UNDP’s Innovation team tried to achieve such action – a change in behaviour – through engagement with players in the local ecosystem. The goal was to understand the complex dynamics, agree on the main obstacles, and conceive of an alternative reality, to guide our approach to waste.
In practice, it meant moving away from “managing waste,” to focus more on the upstream, the designing of goods, and the packaging, before they become waste. We geared our alternative vision towards a circular economy to rewire the current economic logic – the production and consumption – of material.
We stopped seeing “waste” as an environmental issue alone and linked it to the economy, businesses, jobs, and green recovery; as well as inclusion, engaging marginalized and vulnerable communities, as we build forward in a post-Covid era.

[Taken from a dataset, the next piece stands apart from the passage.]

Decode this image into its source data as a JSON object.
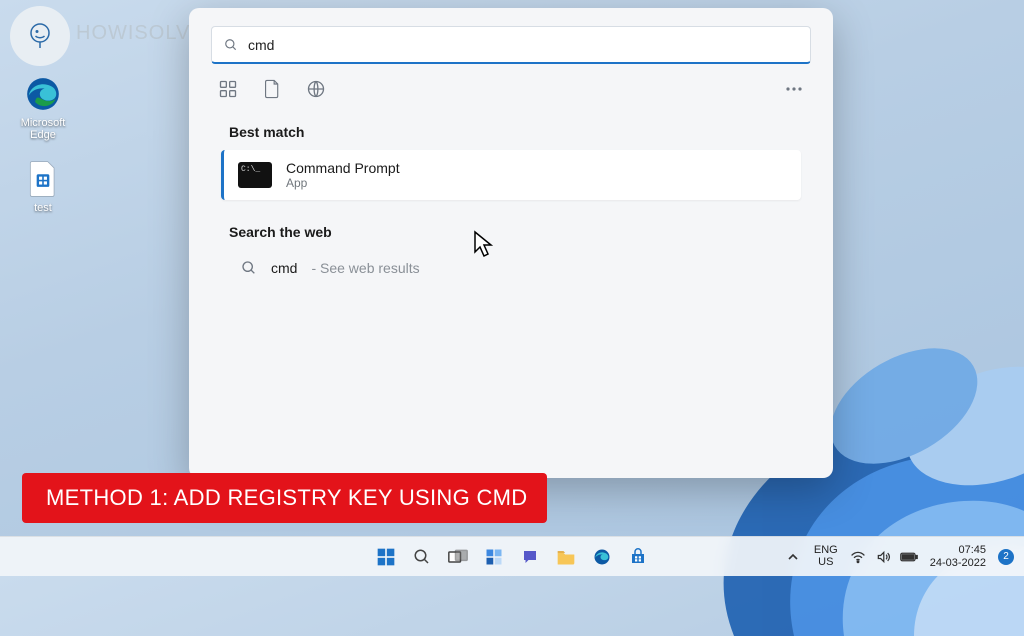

For instance, in Viet Nam, this work supports the country’s push for sustainability after COP26; from single-point solutions to a broad palette of strategies premised on collective action, by blending behavioural change and building social capital, along with traditional tools such as regulations and infrastructure.
With momentum growing, the next step is to translate this new approach into a coherent set of interventions aligned by the same logic. In Da Nang and Pasig, our portfolios were co-designed to support a phased approach: addressing immediate waste management challenges – reducing pollution in the environment and supporting development of secondary markets for waste – as well as seeding long-term transition towards a circular economy.
The first phase is focused on reducing waste through both behaviours and infrastructure, and recycling capabilities; while the second phase looks at how we can change material flows upstream by developing sustainable materials, designing products that can be repaired and reused, and changing consumer behaviour.
Our portfolios highlighted an ambitious role for governments: from using public procurement and digital marketplaces, to nurturing demand for ‘circular’ goods and services, to bringing in excluded communities for better city planning on sustainability and creating economic value whose benefits are shared more widely.
While the goals of these portfolios are different, the common thread is that addressing complex issues requires us to deploy a variety of tools, with the local community driving the change.
This portfolio approach does not apply to waste alone – it can be adapted and used in other thematic or geographic contexts. Local governments and communities can navigate complexity to bring about system change, across a range of sectors. For example, this approach has been applied to youth unemployment in Bhutan.
Now, we are activating our first “city” portfolios and have codified this new method in a ‘Guidebook for Adopting Portfolio Approaches.’ We see cities as an extremely promising space. On one hand, they are civilization nodes driving key adaptations for change. On the other hand, cities offer a platform that combines scale and flexibility for experimentation. Taken together, this is the space where the future will be prototyped and shaped.
The views expressed in this post are those of the authors and in no way reflect those of the International Development LSE blog or the London School of Economics and Political Science.